I recently went through a college search of my own. While my first college search (as a high school student) was over a decade ago, this past spring I was excited to research colleges to find my next professional adventure in the field of undergraduate admissions. So, high school juniors and seniors (and maybe even younger students), I get what you’re going through—and it can be overwhelming! It’s a big decision, after all, and so this is one of your most important research projects while you’re in high school. I’m here to share my tips for learning about different colleges.
1. Think about what you’re looking for—this is a big one!! Do you want a smaller community of ~2,000 undergraduates, or significantly more, like 40,000? Do you want access to seminar-styled classrooms, or large lecture halls? Do you want to live on campus all four years, or off-campus in an apartment/house? Do you want a more focused curriculum in your major, or a liberal arts education that encourages interdisciplinary learning? Big city access? Near or close to home? There are so many colleges and universities, so you can start to narrow that list by thinking about what’s important to you for your college experience.

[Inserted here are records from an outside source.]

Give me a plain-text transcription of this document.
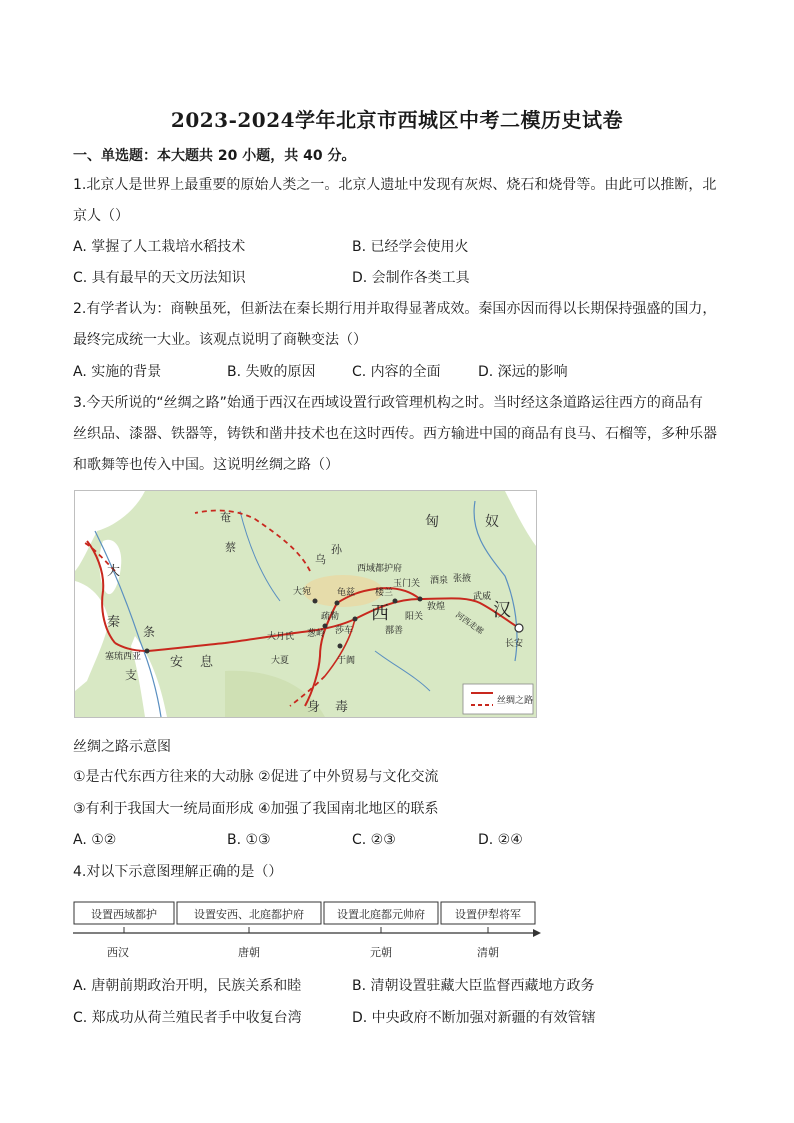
2023-2024学年北京市西城区中考二模历史试卷
一、单选题：本大题共 20 小题，共 40 分。
1.北京人是世界上最重要的原始人类之一。北京人遗址中发现有灰烬、烧石和烧骨等。由此可以推断，北
京人（）
A. 掌握了人工栽培水稻技术	B. 已经学会使用火
C. 具有最早的天文历法知识	D. 会制作各类工具
2.有学者认为：商鞅虽死，但新法在秦长期行用并取得显著成效。秦国亦因而得以长期保持强盛的国力，
最终完成统一大业。该观点说明了商鞅变法（）
A. 实施的背景	B. 失败的原因	C. 内容的全面	D. 深远的影响
3.今天所说的“丝绸之路”始通于西汉在西域设置行政管理机构之时。当时经这条道路运往西方的商品有
丝织品、漆器、铁器等，铸铁和凿井技术也在这时西传。西方输进中国的商品有良马、石榴等，多种乐器
和歌舞等也传入中国。这说明丝绸之路（）
匈	奴
汉
西
大
秦
条
支
安 息
奄
蔡
乌
孙
身 毒
长安
武威
张掖
酒泉
敦煌
玉门关
阳关
楼兰
鄯善
龟兹
西域都护府
疏勒
莎车
于阗
葱岭
大宛
大月氏
大夏
塞琉西亚
河西走廊
丝绸之路
丝绸之路示意图
①是古代东西方往来的大动脉 ②促进了中外贸易与文化交流
③有利于我国大一统局面形成 ④加强了我国南北地区的联系
A. ①②	B. ①③	C. ②③	D. ②④
4.对以下示意图理解正确的是（）
设置西域都护	设置安西、北庭都护府	设置北庭都元帅府	设置伊犁将军
西汉	唐朝	元朝	清朝
A. 唐朝前期政治开明，民族关系和睦	B. 清朝设置驻藏大臣监督西藏地方政务
C. 郑成功从荷兰殖民者手中收复台湾	D. 中央政府不断加强对新疆的有效管辖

2. Start with the basics—my first resource in researching universities is their websites, and specifically the ‘About’ section. This gives me a good sense of the macro details—size of student body, location, popular majors and academic options, housing, sports, and important admissions data. For Tufts, you’ll learn there are 5,500 undergrads (medium-sized!), it’s located just outside of Boston, MA, and is composed of the School of Arts & Sciences, School of Engineering, and the SMFA. It’s a selective institution, offering admission to ~15% of applicants.

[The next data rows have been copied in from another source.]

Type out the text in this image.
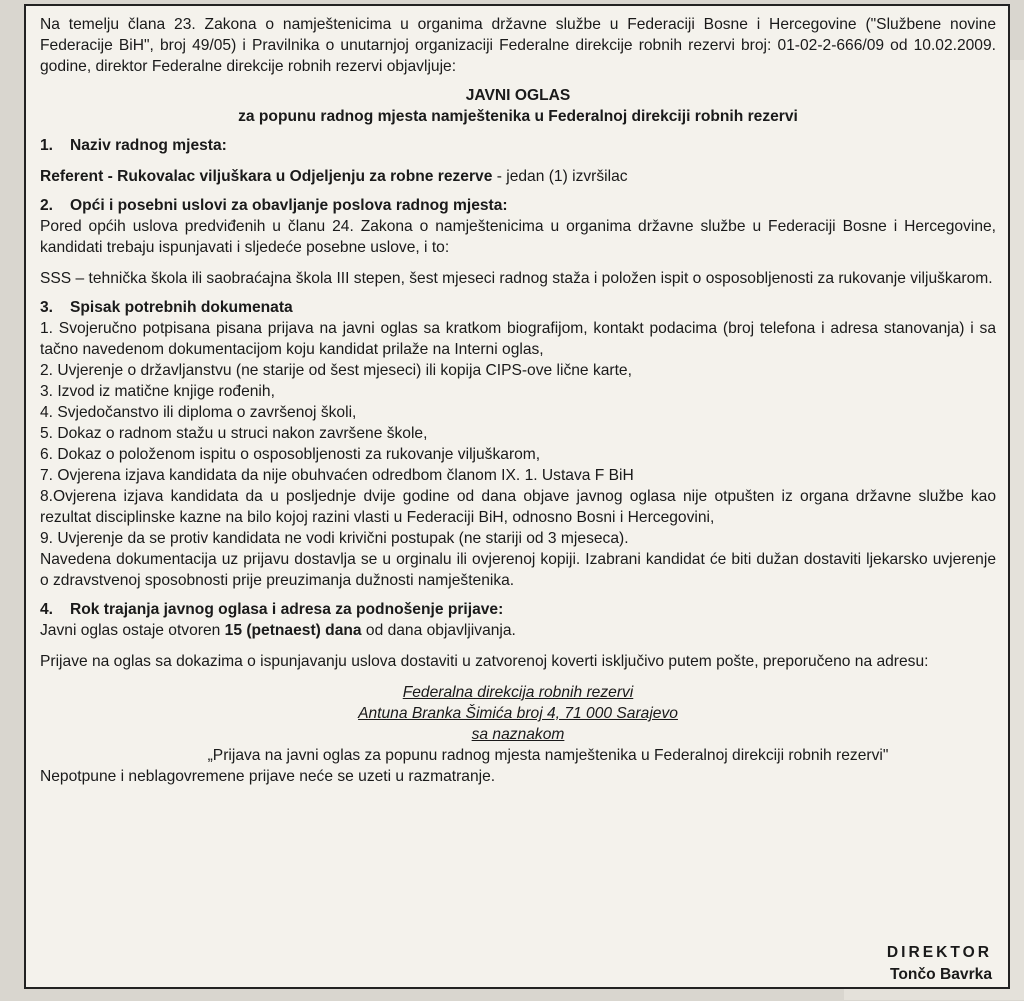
Na temelju člana 23. Zakona o namještenicima u organima državne službe u Federaciji Bosne i Hercegovine ("Službene novine Federacije BiH", broj 49/05) i Pravilnika o unutarnjoj organizaciji Federalne direkcije robnih rezervi broj: 01-02-2-666/09 od 10.02.2009. godine, direktor Federalne direkcije robnih rezervi objavljuje:

JAVNI OGLAS
za popunu radnog mjesta namještenika u Federalnoj direkciji robnih rezervi
1. Naziv radnog mjesta:

Referent - Rukovalac viljuškara u Odjeljenju za robne rezerve - jedan (1) izvršilac

2. Opći i posebni uslovi za obavljanje poslova radnog mjesta:

Pored općih uslova predviđenih u članu 24. Zakona o namještenicima u organima državne službe u Federaciji Bosne i Hercegovine, kandidati trebaju ispunjavati i sljedeće posebne uslove, i to:

SSS – tehnička škola ili saobraćajna škola III stepen, šest mjeseci radnog staža i položen ispit o osposobljenosti za rukovanje viljuškarom.

3. Spisak potrebnih dokumenata

1. Svojeručno potpisana pisana prijava na javni oglas sa kratkom biografijom, kontakt podacima (broj telefona i adresa stanovanja) i sa tačno navedenom dokumentacijom koju kandidat prilaže na Interni oglas,

2. Uvjerenje o državljanstvu (ne starije od šest mjeseci) ili kopija CIPS-ove lične karte,

3. Izvod iz matične knjige rođenih,

4. Svjedočanstvo ili diploma o završenoj školi,

5. Dokaz o radnom stažu u struci nakon završene škole,

6. Dokaz o položenom ispitu o osposobljenosti za rukovanje viljuškarom,

7. Ovjerena izjava kandidata da nije obuhvaćen odredbom članom IX. 1. Ustava F BiH

8.Ovjerena izjava kandidata da u posljednje dvije godine od dana objave javnog oglasa nije otpušten iz organa državne službe kao rezultat disciplinske kazne na bilo kojoj razini vlasti u Federaciji BiH, odnosno Bosni i Hercegovini,

9. Uvjerenje da se protiv kandidata ne vodi krivični postupak (ne stariji od 3 mjeseca).

Navedena dokumentacija uz prijavu dostavlja se u orginalu ili ovjerenoj kopiji. Izabrani kandidat će biti dužan dostaviti ljekarsko uvjerenje o zdravstvenoj sposobnosti prije preuzimanja dužnosti namještenika.

4. Rok trajanja javnog oglasa i adresa za podnošenje prijave:

Javni oglas ostaje otvoren 15 (petnaest) dana od dana objavljivanja.

Prijave na oglas sa dokazima o ispunjavanju uslova dostaviti u zatvorenoj koverti isključivo putem pošte, preporučeno na adresu:

Federalna direkcija robnih rezervi
Antuna Branka Šimića broj 4, 71 000 Sarajevo
sa naznakom
„Prijava na javni oglas za popunu radnog mjesta namještenika u Federalnoj direkciji robnih rezervi"

Nepotpune i neblagovremene prijave neće se uzeti u razmatranje.

DIREKTOR
Tončo Bavrka
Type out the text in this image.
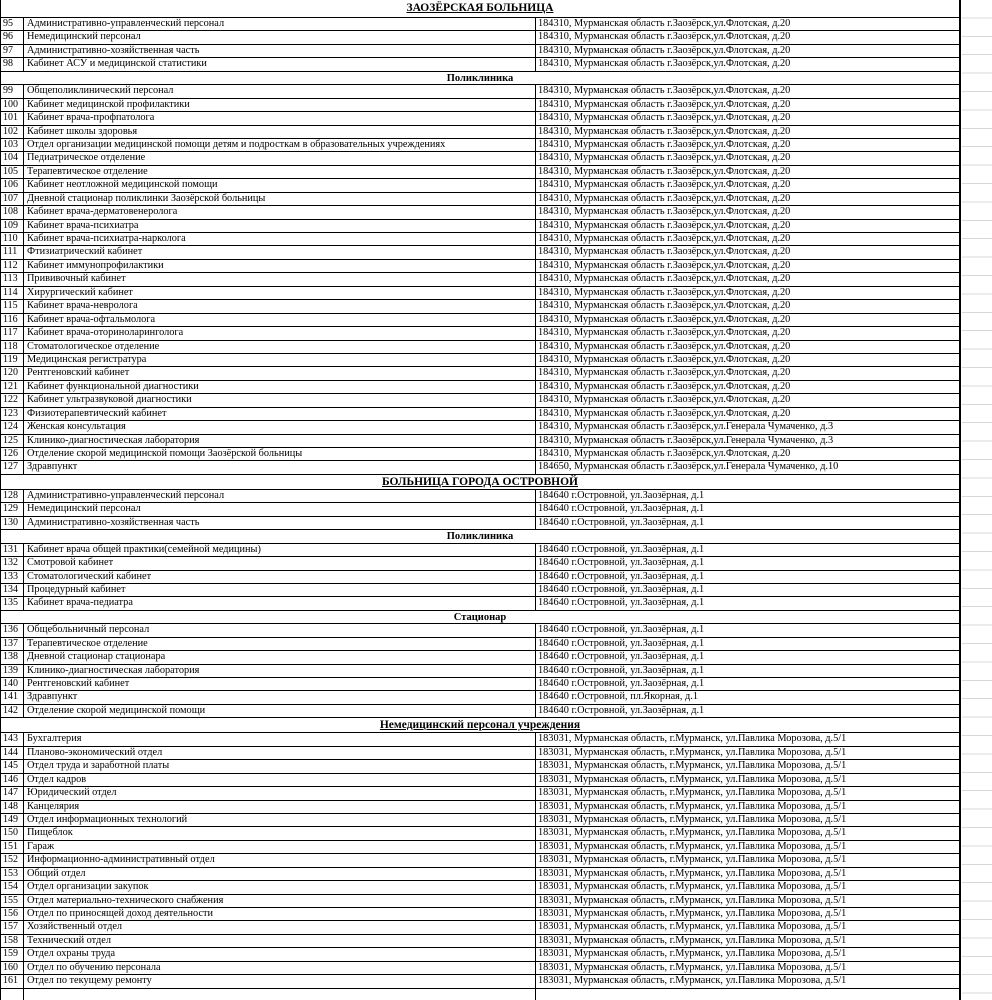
ЗАОЗЁРСКАЯ БОЛЬНИЦА
95	Административно-управленческий персонал	184310, Мурманская область г.Заозёрск,ул.Флотская, д.20
96	Немедицинский персонал	184310, Мурманская область г.Заозёрск,ул.Флотская, д.20
97	Административно-хозяйственная часть	184310, Мурманская область г.Заозёрск,ул.Флотская, д.20
98	Кабинет АСУ и медицинской статистики	184310, Мурманская область г.Заозёрск,ул.Флотская, д.20
Поликлиника
99	Общеполиклинический персонал	184310, Мурманская область г.Заозёрск,ул.Флотская, д.20
100 Кабинет медицинской профилактики	184310, Мурманская область г.Заозёрск,ул.Флотская, д.20
101 Кабинет врача-профпатолога	184310, Мурманская область г.Заозёрск,ул.Флотская, д.20
102 Кабинет школы здоровья	184310, Мурманская область г.Заозёрск,ул.Флотская, д.20
103 Отдел организации медицинской помощи детям и подросткам в образовательных учреждениях	184310, Мурманская область г.Заозёрск,ул.Флотская, д.20
104 Педиатрическое отделение	184310, Мурманская область г.Заозёрск,ул.Флотская, д.20
105 Терапевтическое отделение	184310, Мурманская область г.Заозёрск,ул.Флотская, д.20
106 Кабинет неотложной медицинской помощи	184310, Мурманская область г.Заозёрск,ул.Флотская, д.20
107 Дневной стационар поликлинки Заозёрской больницы	184310, Мурманская область г.Заозёрск,ул.Флотская, д.20
108 Кабинет врача-дерматовенеролога	184310, Мурманская область г.Заозёрск,ул.Флотская, д.20
109 Кабинет врача-психиатра	184310, Мурманская область г.Заозёрск,ул.Флотская, д.20
110 Кабинет врача-психиатра-нарколога	184310, Мурманская область г.Заозёрск,ул.Флотская, д.20
111 Фтизиатрический кабинет	184310, Мурманская область г.Заозёрск,ул.Флотская, д.20
112 Кабинет иммунопрофилактики	184310, Мурманская область г.Заозёрск,ул.Флотская, д.20
113 Прививочный кабинет	184310, Мурманская область г.Заозёрск,ул.Флотская, д.20
114 Хирургический кабинет	184310, Мурманская область г.Заозёрск,ул.Флотская, д.20
115 Кабинет врача-невролога	184310, Мурманская область г.Заозёрск,ул.Флотская, д.20
116 Кабинет врача-офтальмолога	184310, Мурманская область г.Заозёрск,ул.Флотская, д.20
117 Кабинет врача-оториноларинголога	184310, Мурманская область г.Заозёрск,ул.Флотская, д.20
118 Стоматологическое отделение	184310, Мурманская область г.Заозёрск,ул.Флотская, д.20
119 Медицинская регистратура	184310, Мурманская область г.Заозёрск,ул.Флотская, д.20
120 Рентгеновский кабинет	184310, Мурманская область г.Заозёрск,ул.Флотская, д.20
121 Кабинет функциональной диагностики	184310, Мурманская область г.Заозёрск,ул.Флотская, д.20
122 Кабинет ультразвуковой диагностики	184310, Мурманская область г.Заозёрск,ул.Флотская, д.20
123 Физиотерапевтический кабинет	184310, Мурманская область г.Заозёрск,ул.Флотская, д.20
124 Женская консультация	184310, Мурманская область г.Заозёрск,ул.Генерала Чумаченко, д.3
125 Клинико-диагностическая лаборатория	184310, Мурманская область г.Заозёрск,ул.Генерала Чумаченко, д.3
126 Отделение скорой медицинской помощи Заозёрской больницы	184310, Мурманская область г.Заозёрск,ул.Флотская, д.20
127 Здравпункт	184650, Мурманская область г.Заозёрск,ул.Генерала Чумаченко, д.10
БОЛЬНИЦА ГОРОДА ОСТРОВНОЙ
128 Административно-управленческий персонал	184640 г.Островной, ул.Заозёрная, д.1
129 Немедицинский персонал	184640 г.Островной, ул.Заозёрная, д.1
130 Административно-хозяйственная часть	184640 г.Островной, ул.Заозёрная, д.1
Поликлиника
131 Кабинет врача общей практики(семейной медицины)	184640 г.Островной, ул.Заозёрная, д.1
132 Смотровой кабинет	184640 г.Островной, ул.Заозёрная, д.1
133 Стоматологический кабинет	184640 г.Островной, ул.Заозёрная, д.1
134 Процедурный кабинет	184640 г.Островной, ул.Заозёрная, д.1
135 Кабинет врача-педиатра	184640 г.Островной, ул.Заозёрная, д.1
Стационар
136 Общебольничный персонал	184640 г.Островной, ул.Заозёрная, д.1
137 Терапевтическое отделение	184640 г.Островной, ул.Заозёрная, д.1
138 Дневной стационар стационара	184640 г.Островной, ул.Заозёрная, д.1
139 Клинико-диагностическая лаборатория	184640 г.Островной, ул.Заозёрная, д.1
140 Рентгеновский кабинет	184640 г.Островной, ул.Заозёрная, д.1
141 Здравпункт	184640 г.Островной, пл.Якорная, д.1
142 Отделение скорой медицинской помощи	184640 г.Островной, ул.Заозёрная, д.1
Немедицинский персонал учреждения
143 Бухгалтерия	183031, Мурманская область, г.Мурманск, ул.Павлика Морозова, д.5/1
144 Планово-экономический отдел	183031, Мурманская область, г.Мурманск, ул.Павлика Морозова, д.5/1
145 Отдел труда и заработной платы	183031, Мурманская область, г.Мурманск, ул.Павлика Морозова, д.5/1
146 Отдел кадров	183031, Мурманская область, г.Мурманск, ул.Павлика Морозова, д.5/1
147 Юридический отдел	183031, Мурманская область, г.Мурманск, ул.Павлика Морозова, д.5/1
148 Канцелярия	183031, Мурманская область, г.Мурманск, ул.Павлика Морозова, д.5/1
149 Отдел информационных технологий	183031, Мурманская область, г.Мурманск, ул.Павлика Морозова, д.5/1
150 Пищеблок	183031, Мурманская область, г.Мурманск, ул.Павлика Морозова, д.5/1
151 Гараж	183031, Мурманская область, г.Мурманск, ул.Павлика Морозова, д.5/1
152 Информационно-административный отдел	183031, Мурманская область, г.Мурманск, ул.Павлика Морозова, д.5/1
153 Общий отдел	183031, Мурманская область, г.Мурманск, ул.Павлика Морозова, д.5/1
154 Отдел организации закупок	183031, Мурманская область, г.Мурманск, ул.Павлика Морозова, д.5/1
155 Отдел материально-технического снабжения	183031, Мурманская область, г.Мурманск, ул.Павлика Морозова, д.5/1
156 Отдел по приносящей доход деятельности	183031, Мурманская область, г.Мурманск, ул.Павлика Морозова, д.5/1
157 Хозяйственный отдел	183031, Мурманская область, г.Мурманск, ул.Павлика Морозова, д.5/1
158 Технический отдел	183031, Мурманская область, г.Мурманск, ул.Павлика Морозова, д.5/1
159 Отдел охраны труда	183031, Мурманская область, г.Мурманск, ул.Павлика Морозова, д.5/1
160 Отдел по обучению персонала	183031, Мурманская область, г.Мурманск, ул.Павлика Морозова, д.5/1
161 Отдел по текущему ремонту	183031, Мурманская область, г.Мурманск, ул.Павлика Морозова, д.5/1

3. Find student voice—dig deeper than the institution’s website, and try to find current student voice and perspectives. Reading about student experiences will help you understand what your day-to-day life might look like. Many universities publish student blogs (read Jumbo Talk HERE), and you can read student newspapers, or student magazines. Tufts publishes JUMBO Magazine 3 times a year that features students, classes, and professors…and much of the content is written by students!
4. Get on campus if possible—after I did a lot of research about Tufts and other schools online, it was time to get onto campus. Walking around the academic buildings, seeing students, and talking to community members was a great way to envision myself here. But if you can’t get to campus, you can still contact current students to ask questions, or take a virtual tour to see what it looks like.
5. Think about fit—sure, a school may check a lot of boxes for you: the right size, the right location, the right major. But the most important question is about fit—does this campus feel like it could become your home for four years? Does the vibe attract you and excite you? Do you feel that you can connect with other students and faculty members during your time? In the end, the name of the college is a lot less important than the experience you’ll have, so you want to make sure that you find the right fit.
College searching can be daunting. There are so many fantastic institutions around the country, with each one offering unique experiences. If you start by thinking about what you want, you can craft a thoughtful list of places that check important boxes, and go from there. Carve out some time to read blogs, websites, and student publications as if you were working on a school project. And ask questions. We, along with many of our colleagues across the field, are here to help.